The list of individual awards handed out at the Academy Awards can change. Here are several discontinued Oscar categories.

  • discontinued_oscarBest Unique and Artistic Quality of Production. Awarding an overall “feel” or “goodness” of a film was just too vague and/or too similar to the perennial Best Picture award. It was awarded just once, to F.W. Murnau’s Sunrise: A Song of Two Humans at the first Oscars in 1928 (Wings won Best Picture), before it was eliminated.
  • Best Comedy Direction. This award sought to properly recognize comic films, something critics say the Best Picture or Best Director races rarely do. Again, this was handed out just once, at the first Oscars in 1928 before it was retired—directors of all films became eligible for the Best Director category. The winner: Lewis Milestone for Two Arabian Nights.
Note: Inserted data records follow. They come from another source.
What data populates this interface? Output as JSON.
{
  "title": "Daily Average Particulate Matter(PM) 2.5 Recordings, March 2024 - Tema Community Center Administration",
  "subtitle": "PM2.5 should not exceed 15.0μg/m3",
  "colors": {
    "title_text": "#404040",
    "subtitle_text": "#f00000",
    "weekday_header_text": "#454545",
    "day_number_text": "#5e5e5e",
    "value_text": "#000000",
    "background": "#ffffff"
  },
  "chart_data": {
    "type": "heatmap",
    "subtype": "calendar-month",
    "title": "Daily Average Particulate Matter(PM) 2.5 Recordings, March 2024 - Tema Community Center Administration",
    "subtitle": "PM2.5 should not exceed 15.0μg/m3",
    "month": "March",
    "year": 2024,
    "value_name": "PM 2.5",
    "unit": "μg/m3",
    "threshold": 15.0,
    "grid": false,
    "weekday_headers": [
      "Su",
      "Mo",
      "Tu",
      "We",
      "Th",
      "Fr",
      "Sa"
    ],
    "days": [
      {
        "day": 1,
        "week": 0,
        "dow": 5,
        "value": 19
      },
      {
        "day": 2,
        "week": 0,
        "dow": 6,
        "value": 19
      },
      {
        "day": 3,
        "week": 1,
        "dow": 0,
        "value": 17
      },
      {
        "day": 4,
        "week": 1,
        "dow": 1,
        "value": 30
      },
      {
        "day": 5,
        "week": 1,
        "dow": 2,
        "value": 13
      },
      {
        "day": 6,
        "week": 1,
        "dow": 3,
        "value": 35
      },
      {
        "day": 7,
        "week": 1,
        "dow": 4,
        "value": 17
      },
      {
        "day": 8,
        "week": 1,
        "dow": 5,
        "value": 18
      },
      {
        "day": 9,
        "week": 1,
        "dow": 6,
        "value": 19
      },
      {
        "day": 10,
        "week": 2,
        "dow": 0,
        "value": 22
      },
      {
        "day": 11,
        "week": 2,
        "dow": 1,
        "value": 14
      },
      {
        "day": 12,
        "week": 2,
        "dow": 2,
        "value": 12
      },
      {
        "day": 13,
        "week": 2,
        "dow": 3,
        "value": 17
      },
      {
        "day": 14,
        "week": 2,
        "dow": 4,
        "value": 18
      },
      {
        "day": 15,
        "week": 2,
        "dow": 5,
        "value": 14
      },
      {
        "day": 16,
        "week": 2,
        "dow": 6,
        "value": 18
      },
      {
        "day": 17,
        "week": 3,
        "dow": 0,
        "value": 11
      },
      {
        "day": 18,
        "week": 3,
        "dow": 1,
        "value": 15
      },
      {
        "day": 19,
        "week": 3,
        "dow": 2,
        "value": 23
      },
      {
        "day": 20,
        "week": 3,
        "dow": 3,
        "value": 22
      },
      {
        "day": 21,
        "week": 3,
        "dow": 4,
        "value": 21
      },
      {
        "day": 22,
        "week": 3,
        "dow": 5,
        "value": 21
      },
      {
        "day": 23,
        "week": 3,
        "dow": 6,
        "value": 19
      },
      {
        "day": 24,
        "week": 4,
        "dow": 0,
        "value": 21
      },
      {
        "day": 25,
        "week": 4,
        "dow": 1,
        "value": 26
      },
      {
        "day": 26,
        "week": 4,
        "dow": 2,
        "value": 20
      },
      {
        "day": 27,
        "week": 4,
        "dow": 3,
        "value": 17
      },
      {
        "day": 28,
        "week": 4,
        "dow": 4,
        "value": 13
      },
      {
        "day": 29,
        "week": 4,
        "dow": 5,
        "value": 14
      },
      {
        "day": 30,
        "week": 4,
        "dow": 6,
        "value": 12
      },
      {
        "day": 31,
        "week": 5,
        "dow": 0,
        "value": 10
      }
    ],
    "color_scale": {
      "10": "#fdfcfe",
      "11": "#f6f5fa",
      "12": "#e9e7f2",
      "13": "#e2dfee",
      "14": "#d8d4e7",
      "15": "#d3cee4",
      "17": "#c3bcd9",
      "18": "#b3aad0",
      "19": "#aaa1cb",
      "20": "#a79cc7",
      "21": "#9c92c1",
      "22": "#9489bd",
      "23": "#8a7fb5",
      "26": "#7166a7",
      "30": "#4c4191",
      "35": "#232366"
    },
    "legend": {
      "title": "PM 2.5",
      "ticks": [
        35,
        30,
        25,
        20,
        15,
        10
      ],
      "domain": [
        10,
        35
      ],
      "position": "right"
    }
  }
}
  • Best Title Writing. The movie that won the first award for Best Picture, Wings, was also the only silent film to win that award – talkies were on their way and the industry standard a year later. This category honoring quality of superior writing on those brief, interstitial cards in silent movies was thus obsolete after being awarded. Writer Joseph Farnham won for his body of work in the year 1928.
  • Academy Juvenile Award. Given out only occasionally from 1934 to 1960 as the Academy saw fit to recognize truly remarkable performances by children and teenagers. The general voting base didn’t decide who won; rather it was awarded by a special committee. Now, young actors are eligible to compete in the main acting categories (for example, Anna Paquin won Best Supporting Actress at age 11 for The Piano in 1993). Some of the 12 Academy Juvenile Award winners: Shirley Temple, Mickey Rooney, Judy Garland, and Hayley Mills.
  • Best Dance Direction. This award made sense when it was given out (1935 to 1937) because it was an era of Hollywood in which many films would eschew plot in favor of huge, long, spectacular dance numbers. Those are hard to stage, and choreographers had this Oscar of their own. The award was pulled after the Directors Guild of America balked at the use of the word “direction” in the award’s name to describe choreographers and not full-fledged film directors.

The Academy has also rejected proposed new categories. In 1999, it shot down awards for casting and title design. Every year from 1991 to 2012 the Academy has turned down a request for a best stunt coordination Oscar.